Kasus penyandang disabilitas yang terlibat dalam kekerasan seksual membuka wawasan baru tentang manipulasi psikologis.
Penyandang disabilitas sering dianggap sebagai kelompok yang rentan, tidak berdaya, bahkan dianggap tidak mungkin melakukan kekerasan seksual.
Namun kasus yang melibatkan Agus, seorang penyandang disabilitas asal Mataram, Nusa Tenggara Barat, justru membuka tabir sebuah kenyataan yang selama ini sering diabaikan.
Agus, yang mengalami disabilitas fisik, diduga melakukan pelecehan seksual terhadap 15 korban, termasuk anak-anak di bawah umur.
Kejadian ini membuktikan bahwa kekerasan seksual bisa dilakukan oleh siapa saja, termasuk mereka yang secara fisik terbatas.
Kasus ini tidak hanya mengejutkan karena korban yang terlibat, tetapi juga karena tantangan besar yang diberikan oleh anggapan umum yang keliru.
Bahwa penyandang disabilitas tidak mampu melakukan tindakan jahat.

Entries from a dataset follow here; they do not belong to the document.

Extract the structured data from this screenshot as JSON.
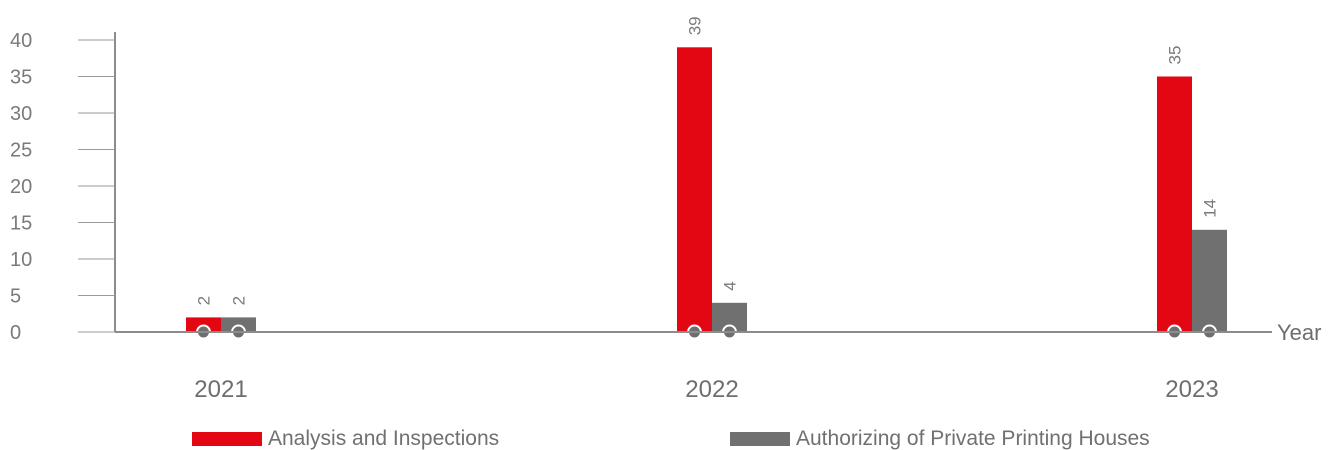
{
  "chart_data": {
    "type": "bar",
    "categories": [
      "2021",
      "2022",
      "2023"
    ],
    "series": [
      {
        "name": "Analysis and Inspections",
        "values": [
          2,
          39,
          35
        ],
        "color": "#e30613"
      },
      {
        "name": "Authorizing of Private Printing Houses",
        "values": [
          2,
          4,
          14
        ],
        "color": "#707070"
      }
    ],
    "xlabel": "Year",
    "ylabel": "",
    "ylim": [
      0,
      40
    ],
    "yticks": [
      0,
      5,
      10,
      15,
      20,
      25,
      30,
      35,
      40
    ],
    "data_labels": true,
    "legend_position": "bottom",
    "grid": false
  }
}
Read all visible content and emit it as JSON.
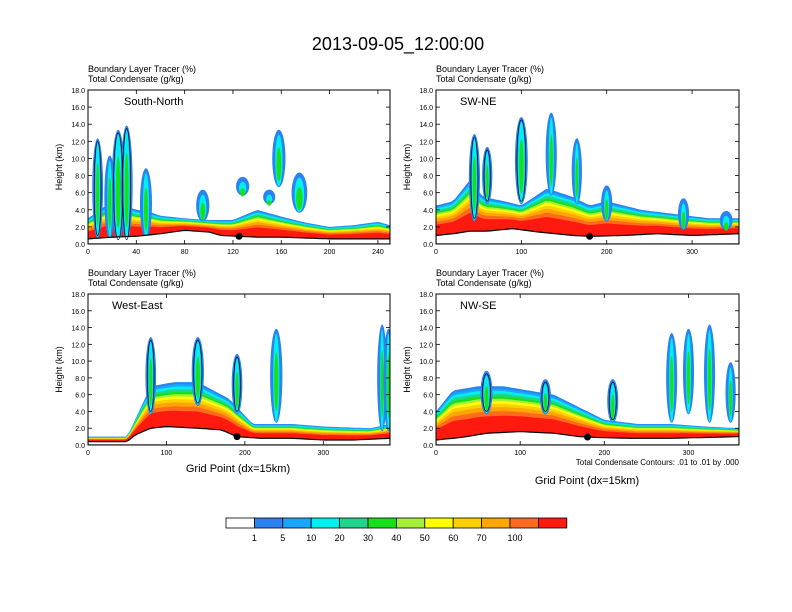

Namun kenyataannya, Agus membuktikan bahwa kekerasan seksual bisa terjadi melalui cara-cara yang tidak selalu melibatkan kekerasan fisik, melainkan dengan manipulasi psikologis yang lebih halus namun sangat merusak.
Memahami Kekerasan Seksual di Luar Kekerasan Fisik
Kekerasan seksual memang sering diasosiasikan dengan tindakan fisik yang jelas dan tampak, seperti pemerkosaan atau pencabulan. Namun dalam banyak kasus, kekerasan seksual bisa jauh lebih subtil.
Menurut psikolog forensik, Reza Indragiri Amriel, kekerasan seksual tidak selalu melibatkan kekerasan fisik.